2020 Democratic candidates call for Senate action on background checks at Iowa rally

The rally comes a week after two mass shootings.

August 10, 2019, 5:24 PM

DES MOINES, Iowa -- Seventeen Democratic presidential candidates joined gun control advocates at a rally in Iowa on Saturday and called for the Senate to vote on a pair of background check bills passed by the House earlier this year.

A week after 31 people died in mass shootings in El Paso, Texas, and Dayton, Ohio, the 2020 hopefuls slammed Republicans for inaction as massacres involving guns become increasingly common.

Appearing at an event put on by the groups Everytown For Gun Safety and Moms Demand Action, the candidates cited broad public support for requiring a background check for gun purchases and called on Senate Majority Leader Mitch McConnell, a Republican, to call lawmakers back from their August recess to vote.

"Reconvene the Senate now," Vermont Sen. Bernie Sanders thundered, to applause. "McConnell wants to vote against gun safety legislation. Let him vote against it. But reconvene the United States Senate. Let's have that discussion, let's have that vote, do what the American people want!"

Earlier this week, McConnell said he doesn't see a point in calling the Senate back into session, despite numerous calls from Democrats to do so, and that he is on board with passing some sort of legislation in September that has bipartisan support in both chambers of Congress, as well as the backing of President Donald Trump.

PHOTO: Montana governor Steve Bullock speaks at the Presidential Gun Sense Forum in the Iowa Events Center in Des Moines.
Montana governor Steve Bullock speaks at the Presidential Gun Sense Forum in the Iowa Events Center in Des Moines.
Jeff Topping/Polaris

The president said Friday that he thinks "very meaningful background checks" can pass Congress, but echoed McConnell in saying that the Senate can take up the issue in September.

Democrats have meanwhile faulted the president for not taking responsibility for his fiery rhetoric has fanned divisions in the country.

“President Trump has spewed hate and division and racism and homophobia every moment on his presidency," Sen Kirsten Gillibrand of New York told the crowd.

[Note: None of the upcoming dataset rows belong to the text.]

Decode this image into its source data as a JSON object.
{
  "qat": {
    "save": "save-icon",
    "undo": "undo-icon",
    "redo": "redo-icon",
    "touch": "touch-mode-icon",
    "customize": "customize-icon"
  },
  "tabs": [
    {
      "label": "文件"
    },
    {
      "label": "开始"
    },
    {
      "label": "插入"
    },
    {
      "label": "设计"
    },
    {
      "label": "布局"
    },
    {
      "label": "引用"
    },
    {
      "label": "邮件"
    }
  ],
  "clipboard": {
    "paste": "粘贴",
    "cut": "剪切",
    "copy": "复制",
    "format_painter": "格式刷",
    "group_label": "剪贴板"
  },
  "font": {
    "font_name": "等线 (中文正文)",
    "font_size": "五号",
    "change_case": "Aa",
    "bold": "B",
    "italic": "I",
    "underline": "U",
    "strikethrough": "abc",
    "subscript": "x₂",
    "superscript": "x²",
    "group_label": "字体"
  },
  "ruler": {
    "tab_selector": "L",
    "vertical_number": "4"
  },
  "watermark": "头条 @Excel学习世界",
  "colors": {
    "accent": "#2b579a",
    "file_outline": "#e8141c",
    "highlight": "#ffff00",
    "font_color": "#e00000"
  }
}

Sen. Elizabeth Warren of Massachusetts, who became the latest candidate to release a gun-control platform Saturday morning, also called on consumers to use the "power of the purse" and boycott Walmart, one of the leading sellers of guns and ammunition in the country, until the company agrees to stop selling guns. She also called for a boycott of Wells Fargo bank, which does business with the National Rifle Association.

"I think it would be a lot more effective if they just stop selling guns," she said to cheer. "It's up to every Walmart customer ... to say I've got choices on where I spend my money. I've got choices where I do my banking."

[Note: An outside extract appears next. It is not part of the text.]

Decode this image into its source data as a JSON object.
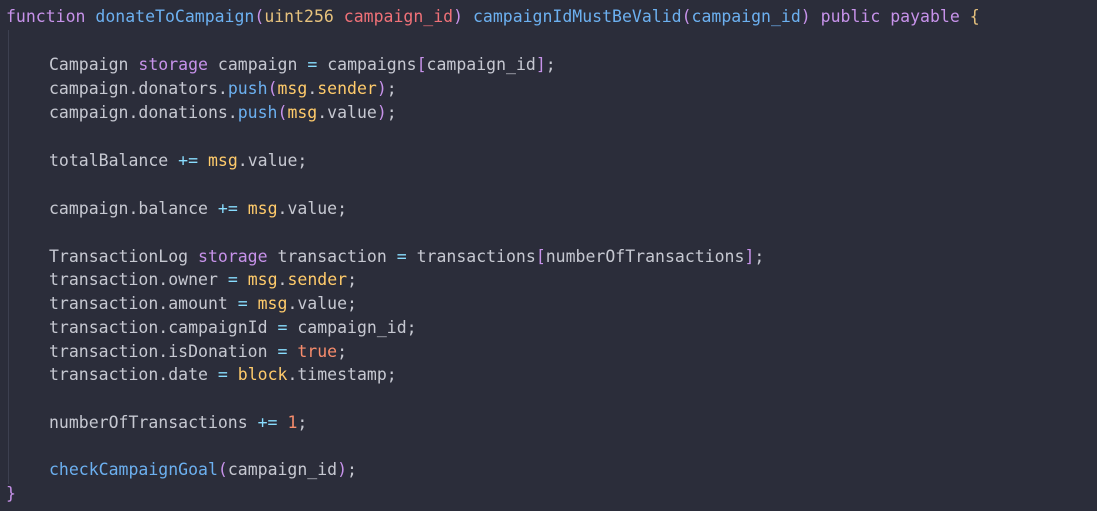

"I'd rather spend my money and I'd rather do my banking in line with my values," she said.

PHOTO:Democratic presidential candidate Sen. Bernie Sanders speaks at the Presidential Gun Sense Forum, Saturday, Aug. 10, 2019, in Des Moines, Iowa.
Democratic presidential candidate Sen. Bernie Sanders speaks at the Presidential Gun Sense Forum, Saturday, Aug. 10, 2019, in Des Moines, Iowa.
Charlie Neibergall/AP Photo

Warren's remark prompted push-back from former New York City Mayor Mike Bloomberg, the billionaire founder of Everytown and a funder of Moms Demand Action, who joked in his remarks that there wouldn't be a gun control forum this weekend without the commercial success of his financial empire.

Some differences did emerge at the forum, including how candidates can best frame their message around gun control.

Former Vice President Joe Biden said that Republicans "should be exposed" for blocking background checks, and said that opposition to gun control measures was motivated by profits.

"The gun manufacturers are supplying the leadership of the NRA with their income... It's all about commerce for them," Biden said.

Montana Gov. Steve Bullock, who noted that he is a gun owner and a hunter, said that activist needed to find common ground with gun owners who, like gun control advocates, are "worried about their kids" being safe in school.

“I don’t believe and nor want to take everybody’s guns away," Bullock said. "What we want to do is keep our families and communities safe.”